Die Kläger verlangen von Adidas Schadenersatz in nicht genannter Höhe. Der Sammelklage können sich Aktionäre anschließen, die zwischen Mai 2018 und Februar 2023 Adidas-Aktien gekauft hatten. Eingereicht wurde die Klage in Oregon, weil Adidas dort seinen US-Sitz hat. Die Klage richtet sich gegen Adidas, den früheren Konzernchef Kasper Rorsted und Adidas-Finanzchef Harm Ohlmeyer.

Hinzu kommen mögliche juristische Auseinandersetzungen mit Kanye West selbst. Adidas hat den Musiker auf Schadenersatz verklagt.

CEO-Wechsel

Konzernchef Kasper Rorsted musste im November vorzeitig gehen. Sein Abgang war überschattet von der West-Problematik. Für Kritik sorgte im Anschluss, dass er im vergangenen Jahr dank einer Abfindung von zwölf Millionen Euro auf eine Vergütung von insgesamt 15,37 Millionen Euro kam. Mehrere Aktionäre kritisierten das angesichts der Misserfolge als zu hoch.

"Die Investoren stehen vor einem großen Trümmerhaufen, der sich nicht so schnell aufräumen lässt", sagte Ingo Speich von der Sparkassen-Fondsgesellschaft Deka während der Adidas-Hauptversammlung Mitte Mai.

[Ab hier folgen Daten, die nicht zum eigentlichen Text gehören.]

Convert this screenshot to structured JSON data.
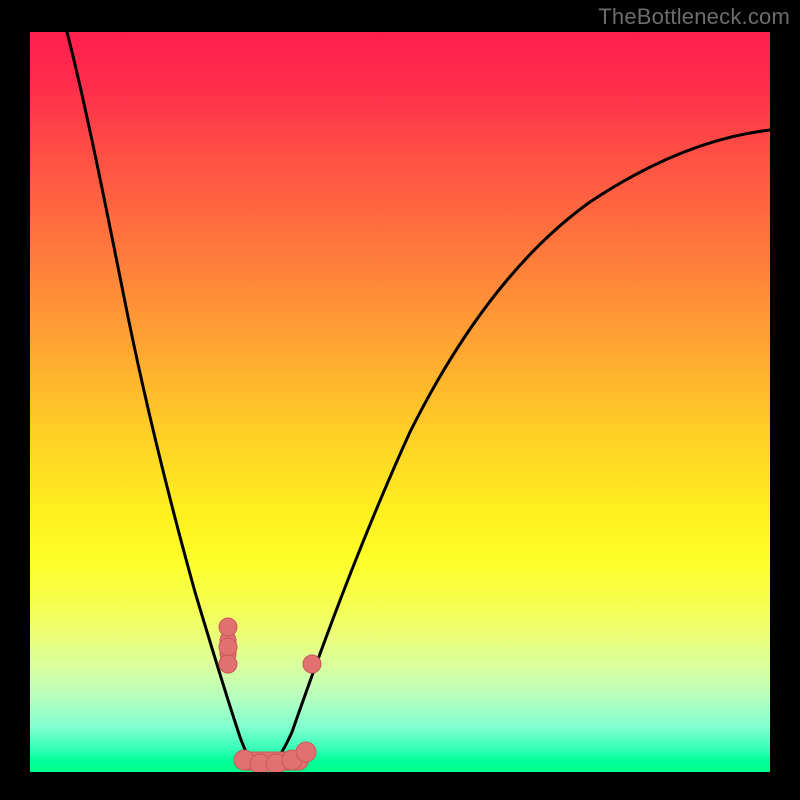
{
  "watermark": "TheBottleneck.com",
  "chart_data": {
    "type": "line",
    "title": "",
    "xlabel": "",
    "ylabel": "",
    "xlim": [
      0,
      100
    ],
    "ylim": [
      0,
      100
    ],
    "grid": false,
    "legend": false,
    "description": "V-shaped bottleneck curve with a minimum around x≈30. Background is a vertical heat gradient (red at top = high bottleneck, green at bottom = low bottleneck).",
    "x": [
      5,
      8,
      11,
      14,
      17,
      20,
      23,
      26,
      28,
      30,
      32,
      35,
      38,
      42,
      46,
      52,
      58,
      65,
      72,
      80,
      88,
      96,
      100
    ],
    "values": [
      100,
      92,
      81,
      70,
      58,
      46,
      34,
      22,
      12,
      1,
      2,
      6,
      13,
      22,
      31,
      42,
      52,
      60,
      67,
      72,
      76,
      78,
      79
    ],
    "minimum_x": 30,
    "markers": {
      "left_cluster_x": [
        26.5,
        26.6,
        26.8
      ],
      "left_cluster_y": [
        18,
        15,
        12
      ],
      "min_clump_x": [
        28.5,
        30,
        31.5,
        33,
        34.5
      ],
      "min_clump_y": [
        1.5,
        1,
        1.5,
        2.5,
        4
      ],
      "right_point_x": 36,
      "right_point_y": 15
    },
    "gradient_stops": [
      {
        "pos": 0,
        "color": "#ff1f4f"
      },
      {
        "pos": 50,
        "color": "#ffd226"
      },
      {
        "pos": 80,
        "color": "#f4ff55"
      },
      {
        "pos": 100,
        "color": "#00ff8a"
      }
    ]
  }
}
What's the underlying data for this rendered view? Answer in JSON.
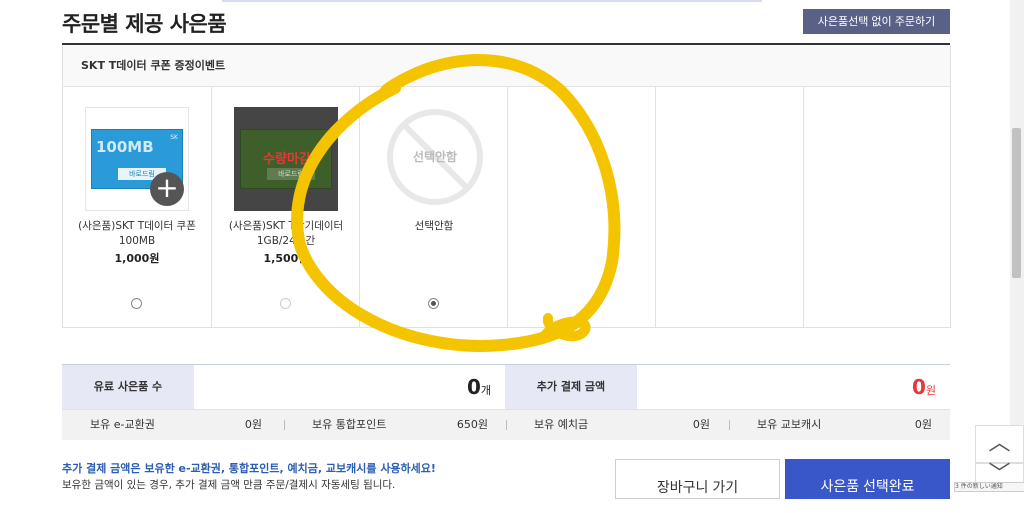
{
  "header": {
    "title": "주문별 제공 사은품",
    "no_gift_button": "사은품선택 없이 주문하기"
  },
  "event": {
    "title": "SKT T데이터 쿠폰 증정이벤트",
    "items": [
      {
        "name": "(사은품)SKT T데이터 쿠폰 100MB",
        "price": "1,000원",
        "card_text": "100MB",
        "badge": "바로드림",
        "selected": false,
        "sold_out": false
      },
      {
        "name": "(사은품)SKT T단기데이터 1GB/24시간",
        "price": "1,500원",
        "card_text": "",
        "badge": "바로드림",
        "sold_out_label": "수량마감",
        "selected": false,
        "sold_out": true
      },
      {
        "name": "선택안함",
        "price": "",
        "icon_label": "선택안함",
        "selected": true
      }
    ]
  },
  "summary": {
    "paid_gift_count_label": "유료 사은품 수",
    "paid_gift_count_value": "0",
    "paid_gift_count_unit": "개",
    "extra_payment_label": "추가 결제 금액",
    "extra_payment_value": "0",
    "extra_payment_unit": "원"
  },
  "balances": [
    {
      "label": "보유 e-교환권",
      "value": "0원"
    },
    {
      "label": "보유 통합포인트",
      "value": "650원"
    },
    {
      "label": "보유 예치금",
      "value": "0원"
    },
    {
      "label": "보유 교보캐시",
      "value": "0원"
    }
  ],
  "notice": {
    "line1": "추가 결제 금액은 보유한 e-교환권, 통합포인트, 예치금, 교보캐시를 사용하세요!",
    "line2": "보유한 금액이 있는 경우, 추가 결제 금액 만큼 주문/결제시 자동세팅 됩니다."
  },
  "buttons": {
    "cart": "장바구니 가기",
    "complete": "사은품 선택완료"
  },
  "side": {
    "up": "︿",
    "down": "﹀",
    "tip": "3 件の新しい通知"
  },
  "colors": {
    "accent": "#3a57c9",
    "annotation": "#f5c400",
    "highlight_red": "#e53838"
  }
}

Doch auch abseits der "Yeezy"-Kollektion scheint es nicht unbedingt ruhig um Adidas zu werden. Kurz vor Beginn des "Pride Months" hat das Unternehmen eine neue Kollektion herausgebracht, mit der sich Adidas für die queere Community und für eine inklusivere Modeindustrie einsetzt. Doch die Präsentation eines Kleidungsstücks hat dem Unternehmen neben Zuspruch auch einen Shitstorm eingebrockt. Hier lesen Sie mehr über die Debatte.

Verwendete Quellen
  • Nachrichtenagenturen dpa, AFP und Reuters
  • Eigene Recherche
  • theguardian.com: "Adidas shareholders launch class action lawsuit over Kanye West brand Yeezy" (englisch)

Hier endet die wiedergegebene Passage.